In regards to the 88-year-old Randolph Lucas House on Peachtree Road in Buckhead, Silver said the Urban Design Commission struck an agreement between the city of Atlanta, the 2500 Peachtree Condominium Association Inc., and the Buckhead Heritage Society, to allow the association to acquire the demolition permit, which is required to move the structure.

“Then the clock starts ticking for 120 days, which is somewhat flexible, for sincere effort being made for someone to call the house,” Silver said. “The heritage society has at least seven folks that will be allowed to come in and check out the house, and construction folks are going in to get a more accurate estimate of what it will cost to move it and repair it.”

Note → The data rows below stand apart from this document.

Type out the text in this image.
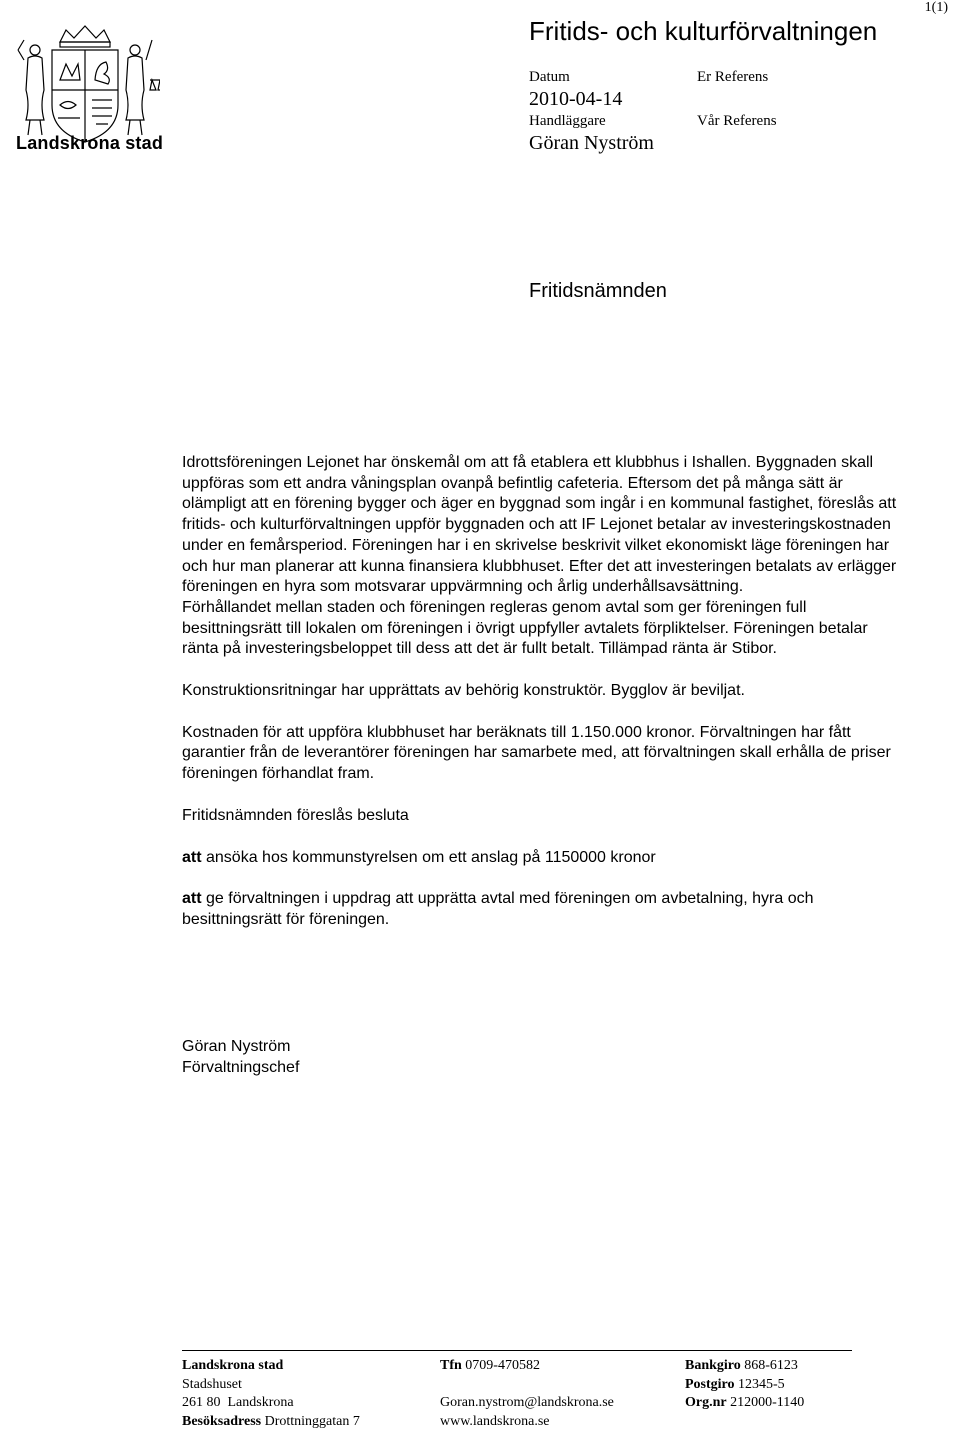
Landskrona stad
1(1)
Fritids- och kulturförvaltningen
Datum
2010-04-14
Handläggare
Göran Nyström
Er Referens
Vår Referens
Fritidsnämnden

Idrottsföreningen Lejonet har önskemål om att få etablera ett klubbhus i Ishallen. Byggnaden skall uppföras som ett andra våningsplan ovanpå befintlig cafeteria. Eftersom det på många sätt är olämpligt att en förening bygger och äger en byggnad som ingår i en kommunal fastighet, föreslås att fritids- och kulturförvaltningen uppför byggnaden och att IF Lejonet betalar av investeringskostnaden under en femårsperiod. Föreningen har i en skrivelse beskrivit vilket ekonomiskt läge föreningen har och hur man planerar att kunna finansiera klubbhuset. Efter det att investeringen betalats av erlägger föreningen en hyra som motsvarar uppvärmning och årlig underhållsavsättning.

Förhållandet mellan staden och föreningen regleras genom avtal som ger föreningen full besittningsrätt till lokalen om föreningen i övrigt uppfyller avtalets förpliktelser. Föreningen betalar ränta på investeringsbeloppet till dess att det är fullt betalt. Tillämpad ränta är Stibor.

Konstruktionsritningar har upprättats av behörig konstruktör. Bygglov är beviljat.

Kostnaden för att uppföra klubbhuset har beräknats till 1.150.000 kronor. Förvaltningen har fått garantier från de leverantörer föreningen har samarbete med, att förvaltningen skall erhålla de priser föreningen förhandlat fram.

Fritidsnämnden föreslås besluta

att ansöka hos kommunstyrelsen om ett anslag på 1150000 kronor

att ge förvaltningen i uppdrag att upprätta avtal med föreningen om avbetalning, hyra och besittningsrätt för föreningen.

Göran Nyström
Förvaltningschef
Landskrona stad
Stadshuset
261 80  Landskrona
Besöksadress Drottninggatan 7
Tfn 0709-470582
Goran.nystrom@landskrona.se
www.landskrona.se
Bankgiro 868-6123
Postgiro 12345-5
Org.nr 212000-1140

Silver said the commission approved it because the house was previously moved and had lost its historic value.

In other news, Silver nominated Andrea Bennett, current chair of the NPU's Development & Transportation Committee, to the new NPU chair spot, once Silver steps down at the end of the year. Bennett accepted under the condition that Silver sticks around and the board is active.

Silver said she will "ride as co-pilot" throughout next year if Bennett takes the position.

"There is a lot of work and time involved," Bennett said. "I want to talk to everyone individually."